There are a couple of good takes on the Saga, Comixology, and Apple rage hangover.
Macdrifter has one. Daniel Jalkut has another:
It’s extremely upsetting when a damaging claim turns out to have been false. We need to be outraged by this, or the whole system of fact-based accountability breaks down. As mad as you or I or anybody else may have been about the alleged misdeed by Apple, we should be at least as mad that we were misled to believe it was true.
It seems there’s a new storm of internet outrage every day. The target could be anyone. You could be loved one minute, and that love can be used as a justification for anger against you the next. The reasons people are angry are often valid, but after a while those reasons don’t seem like they’re that important any more.

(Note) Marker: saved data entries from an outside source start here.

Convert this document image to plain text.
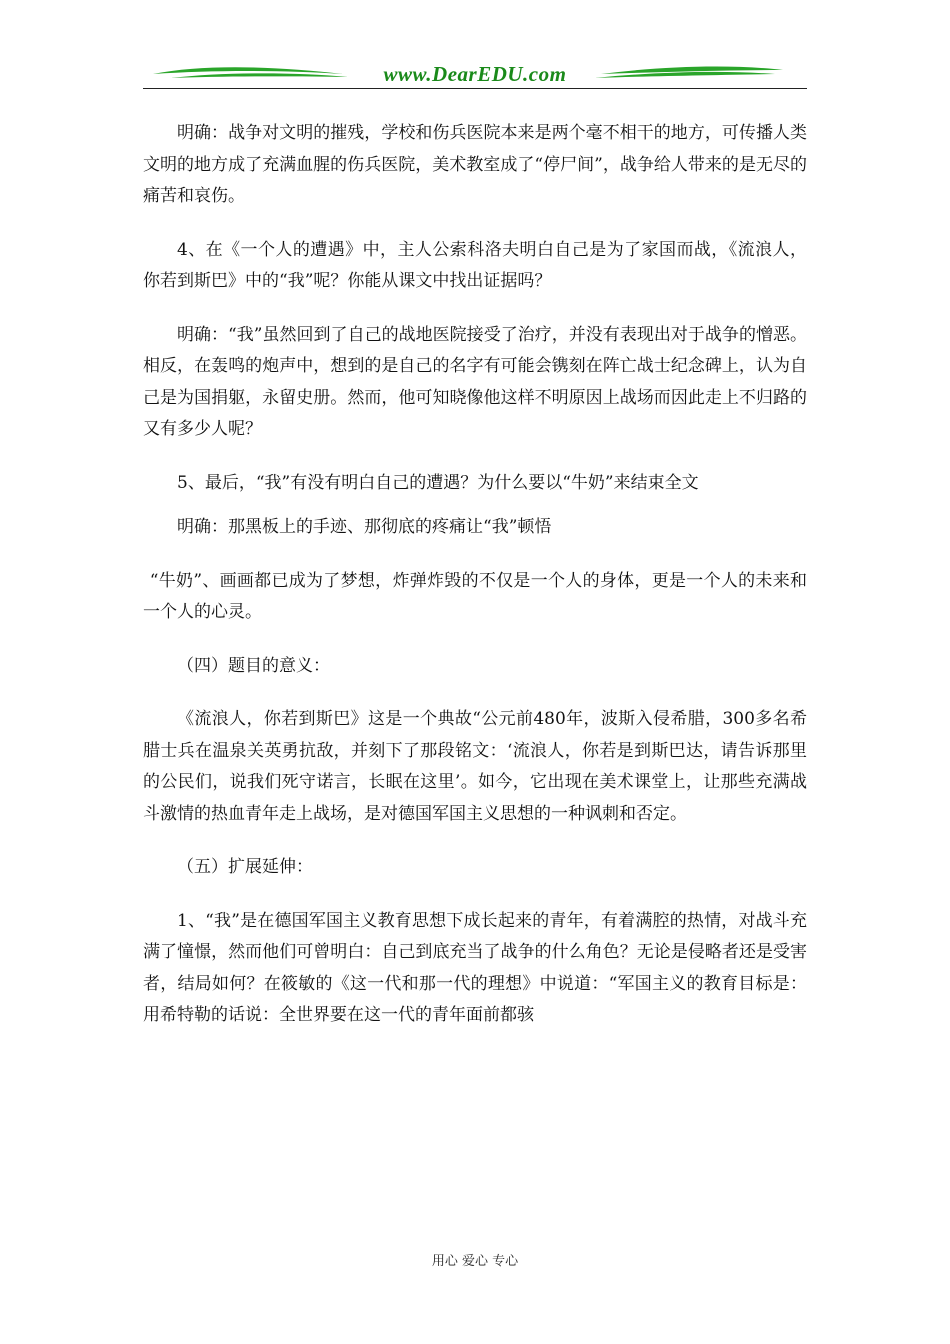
www.DearEDU.com

明确：战争对文明的摧残，学校和伤兵医院本来是两个毫不相干的地方，可传播人类文明的地方成了充满血腥的伤兵医院，美术教室成了“停尸间”，战争给人带来的是无尽的痛苦和哀伤。

4、在《一个人的遭遇》中，主人公索科洛夫明白自己是为了家国而战，《流浪人，你若到斯巴》中的“我”呢？你能从课文中找出证据吗？

明确：“我”虽然回到了自己的战地医院接受了治疗，并没有表现出对于战争的憎恶。相反，在轰鸣的炮声中，想到的是自己的名字有可能会镌刻在阵亡战士纪念碑上，认为自己是为国捐躯，永留史册。然而，他可知晓像他这样不明原因上战场而因此走上不归路的又有多少人呢？

5、最后，“我”有没有明白自己的遭遇？为什么要以“牛奶”来结束全文

明确：那黑板上的手迹、那彻底的疼痛让“我”顿悟

“牛奶”、画画都已成为了梦想，炸弹炸毁的不仅是一个人的身体，更是一个人的未来和一个人的心灵。

（四）题目的意义：

《流浪人，你若到斯巴》这是一个典故“公元前480年，波斯入侵希腊，300多名希腊士兵在温泉关英勇抗敌，并刻下了那段铭文：‘流浪人，你若是到斯巴达，请告诉那里的公民们，说我们死守诺言，长眠在这里’。如今，它出现在美术课堂上，让那些充满战斗激情的热血青年走上战场，是对德国军国主义思想的一种讽刺和否定。

（五）扩展延伸：

1、“我”是在德国军国主义教育思想下成长起来的青年，有着满腔的热情，对战斗充满了憧憬，然而他们可曾明白：自己到底充当了战争的什么角色？无论是侵略者还是受害者，结局如何？在筱敏的《这一代和那一代的理想》中说道：“军国主义的教育目标是：用希特勒的话说：全世界要在这一代的青年面前都骇

用心 爱心 专心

It’s almost as if people are already deeply angry and looking for an outlet—any outlet. Whenever it hits I’m reminded of this passage from Nineteen Eighty-Four:
The horrible thing about the Two Minutes Hate was not that one was obliged to act a part, but that it was impossible to avoid joining in. Within thirty seconds any pretence was always unnecessary. A hideous ecstasy of fear and vindictiveness, a desire to kill, to torture, to smash faces in with a sledge hammer, seemed to flow through the whole group of people like an electric current, turning one even against one’s will into a grimacing, screaming lunatic. And yet the rage that one felt was an abstract, undirected emotion which could be switched from one object to another like the flame of a blowlamp.
Sadly, that sounds like a lot of the discourse on the internet to me.